Making Translation Visible
The resource kits in this collection introduce five ground-breaking Jewish poems originally written in Yiddish, Hebrew, and German. Each kit provides multimedia resources for teaching one poem, with an emphasis on the translation process, the role of the translator, and what it means to read a translated work.
Haim Nahman Bialik's "In the City of Slaughter"
This poem, written in 1903 in what was then the Russian Empire, may be the single most influential Hebrew poem of the twentieth century. This resource kit explores what is gained and what is lost in both a contemporary and a classic English translation.
Anna Margolin’s, “I Once Was a Youth”
The title of Anna Margolin’s 1929 Yiddish poem Ikh bin geven amol a yingling has been rendered in English in a variety of ways, including: “I Once Was a Youth,” “Once I Was Young, Hung Out,” “I Was Once a Boy, a Stripling,” “Once I Was a Slender Youth,” and “Once I Was a Boychick.”
Leah Goldberg’s “Tel Aviv 1935”
This kit explores two different translations of Leah Goldberg's vivid and complicated account of Jewish immigration in the early twentieth century.

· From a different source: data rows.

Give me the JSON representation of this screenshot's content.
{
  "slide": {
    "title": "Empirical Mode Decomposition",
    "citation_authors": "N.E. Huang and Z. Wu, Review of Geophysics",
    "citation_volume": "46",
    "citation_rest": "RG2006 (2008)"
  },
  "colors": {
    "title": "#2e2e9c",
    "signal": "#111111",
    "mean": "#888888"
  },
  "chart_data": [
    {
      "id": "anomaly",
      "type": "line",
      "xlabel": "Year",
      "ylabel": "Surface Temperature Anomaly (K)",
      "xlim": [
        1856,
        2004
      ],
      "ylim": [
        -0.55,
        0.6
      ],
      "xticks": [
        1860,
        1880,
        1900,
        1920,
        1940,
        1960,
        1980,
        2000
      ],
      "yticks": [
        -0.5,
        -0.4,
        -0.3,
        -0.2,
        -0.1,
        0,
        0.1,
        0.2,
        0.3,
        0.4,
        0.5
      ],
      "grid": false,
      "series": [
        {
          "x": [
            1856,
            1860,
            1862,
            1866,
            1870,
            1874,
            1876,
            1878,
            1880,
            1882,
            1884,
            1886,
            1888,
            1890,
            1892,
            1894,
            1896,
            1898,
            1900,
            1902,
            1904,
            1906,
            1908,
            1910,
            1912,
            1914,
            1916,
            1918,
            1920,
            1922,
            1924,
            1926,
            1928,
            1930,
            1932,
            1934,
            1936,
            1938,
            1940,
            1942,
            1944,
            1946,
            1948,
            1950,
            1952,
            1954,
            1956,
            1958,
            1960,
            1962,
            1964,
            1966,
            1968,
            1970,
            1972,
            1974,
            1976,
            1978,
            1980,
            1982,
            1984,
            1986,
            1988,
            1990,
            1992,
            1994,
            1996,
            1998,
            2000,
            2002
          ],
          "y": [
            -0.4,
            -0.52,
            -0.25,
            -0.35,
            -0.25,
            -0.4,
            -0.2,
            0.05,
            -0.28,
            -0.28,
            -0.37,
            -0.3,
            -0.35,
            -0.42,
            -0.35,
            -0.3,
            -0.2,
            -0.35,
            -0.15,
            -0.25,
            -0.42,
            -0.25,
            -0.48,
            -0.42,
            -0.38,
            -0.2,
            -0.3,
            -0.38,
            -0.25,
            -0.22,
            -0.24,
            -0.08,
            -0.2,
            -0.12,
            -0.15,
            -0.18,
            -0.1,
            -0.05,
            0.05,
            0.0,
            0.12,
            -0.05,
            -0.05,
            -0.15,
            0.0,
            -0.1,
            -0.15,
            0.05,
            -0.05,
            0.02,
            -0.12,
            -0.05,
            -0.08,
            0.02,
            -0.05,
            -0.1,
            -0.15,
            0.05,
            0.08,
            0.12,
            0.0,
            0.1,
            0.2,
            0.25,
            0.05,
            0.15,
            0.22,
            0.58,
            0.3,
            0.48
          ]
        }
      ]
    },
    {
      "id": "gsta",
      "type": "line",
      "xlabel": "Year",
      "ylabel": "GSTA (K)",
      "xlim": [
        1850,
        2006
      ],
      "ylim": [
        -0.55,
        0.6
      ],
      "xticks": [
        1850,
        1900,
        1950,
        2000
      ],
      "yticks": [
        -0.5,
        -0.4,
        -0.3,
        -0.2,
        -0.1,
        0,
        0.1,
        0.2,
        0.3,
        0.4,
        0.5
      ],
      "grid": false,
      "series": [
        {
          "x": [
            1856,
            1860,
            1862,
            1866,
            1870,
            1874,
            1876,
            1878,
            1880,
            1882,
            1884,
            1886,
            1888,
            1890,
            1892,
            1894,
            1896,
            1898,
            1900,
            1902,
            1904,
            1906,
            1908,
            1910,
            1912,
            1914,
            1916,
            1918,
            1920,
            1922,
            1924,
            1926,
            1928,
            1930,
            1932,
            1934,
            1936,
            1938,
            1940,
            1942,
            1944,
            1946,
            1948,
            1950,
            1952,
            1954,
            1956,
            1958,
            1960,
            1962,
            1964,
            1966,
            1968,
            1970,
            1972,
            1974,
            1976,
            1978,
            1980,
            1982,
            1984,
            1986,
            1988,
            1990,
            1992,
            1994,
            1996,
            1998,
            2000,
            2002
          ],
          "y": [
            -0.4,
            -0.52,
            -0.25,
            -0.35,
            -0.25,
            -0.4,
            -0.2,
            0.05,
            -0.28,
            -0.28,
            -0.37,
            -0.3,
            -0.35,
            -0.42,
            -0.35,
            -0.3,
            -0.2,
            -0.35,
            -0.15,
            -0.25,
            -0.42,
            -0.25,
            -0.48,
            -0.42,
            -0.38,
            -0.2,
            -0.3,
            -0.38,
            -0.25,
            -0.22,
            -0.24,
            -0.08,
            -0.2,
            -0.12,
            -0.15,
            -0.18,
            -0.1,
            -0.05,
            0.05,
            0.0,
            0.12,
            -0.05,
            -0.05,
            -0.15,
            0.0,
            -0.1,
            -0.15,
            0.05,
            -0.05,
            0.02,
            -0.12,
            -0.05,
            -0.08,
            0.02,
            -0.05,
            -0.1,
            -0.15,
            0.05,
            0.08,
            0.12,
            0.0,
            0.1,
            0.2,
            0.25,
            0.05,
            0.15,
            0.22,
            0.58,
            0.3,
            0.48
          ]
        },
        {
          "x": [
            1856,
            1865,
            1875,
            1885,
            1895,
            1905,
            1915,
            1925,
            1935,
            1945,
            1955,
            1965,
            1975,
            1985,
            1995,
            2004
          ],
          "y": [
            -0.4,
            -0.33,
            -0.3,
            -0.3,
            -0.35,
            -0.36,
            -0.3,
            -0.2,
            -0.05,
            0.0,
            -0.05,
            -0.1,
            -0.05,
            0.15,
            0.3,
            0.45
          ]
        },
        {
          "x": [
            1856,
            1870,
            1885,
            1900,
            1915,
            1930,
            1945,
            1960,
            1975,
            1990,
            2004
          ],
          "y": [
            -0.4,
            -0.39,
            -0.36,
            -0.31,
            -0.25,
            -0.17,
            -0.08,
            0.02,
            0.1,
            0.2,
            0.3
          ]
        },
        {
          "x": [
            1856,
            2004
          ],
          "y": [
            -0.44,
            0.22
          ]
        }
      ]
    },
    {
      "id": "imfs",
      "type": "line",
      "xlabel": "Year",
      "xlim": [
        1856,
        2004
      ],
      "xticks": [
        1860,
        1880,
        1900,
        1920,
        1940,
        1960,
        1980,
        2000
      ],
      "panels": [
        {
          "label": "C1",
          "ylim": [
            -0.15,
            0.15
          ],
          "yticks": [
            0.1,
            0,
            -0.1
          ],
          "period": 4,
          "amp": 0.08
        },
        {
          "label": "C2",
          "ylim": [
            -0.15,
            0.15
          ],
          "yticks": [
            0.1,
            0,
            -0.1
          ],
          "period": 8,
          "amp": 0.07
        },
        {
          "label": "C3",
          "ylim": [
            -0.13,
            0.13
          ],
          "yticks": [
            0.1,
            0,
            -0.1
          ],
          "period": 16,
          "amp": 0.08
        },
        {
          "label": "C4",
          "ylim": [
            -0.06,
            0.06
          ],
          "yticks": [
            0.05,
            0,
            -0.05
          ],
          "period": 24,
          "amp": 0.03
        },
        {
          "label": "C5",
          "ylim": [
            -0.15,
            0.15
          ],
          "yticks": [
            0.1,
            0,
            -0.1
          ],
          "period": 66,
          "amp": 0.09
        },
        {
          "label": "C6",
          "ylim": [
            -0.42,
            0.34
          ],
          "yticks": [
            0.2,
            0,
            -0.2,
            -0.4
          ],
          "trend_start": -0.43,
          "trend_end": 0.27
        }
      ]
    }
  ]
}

Yankev Glatshteyn's "Good Night, World"
This poem was written by American Yiddish writer Yankev Glatshteyn after he visited his home city of Lublin, Poland, in 1934. The last lines have been translated at least eight different ways.
Paul Celan's "Deathfugue"
This kit provides many resources for studying Paul Celan's allusive, musical poem "Deathfugue," including a discussion of one English translation that incorporates some of the original German words.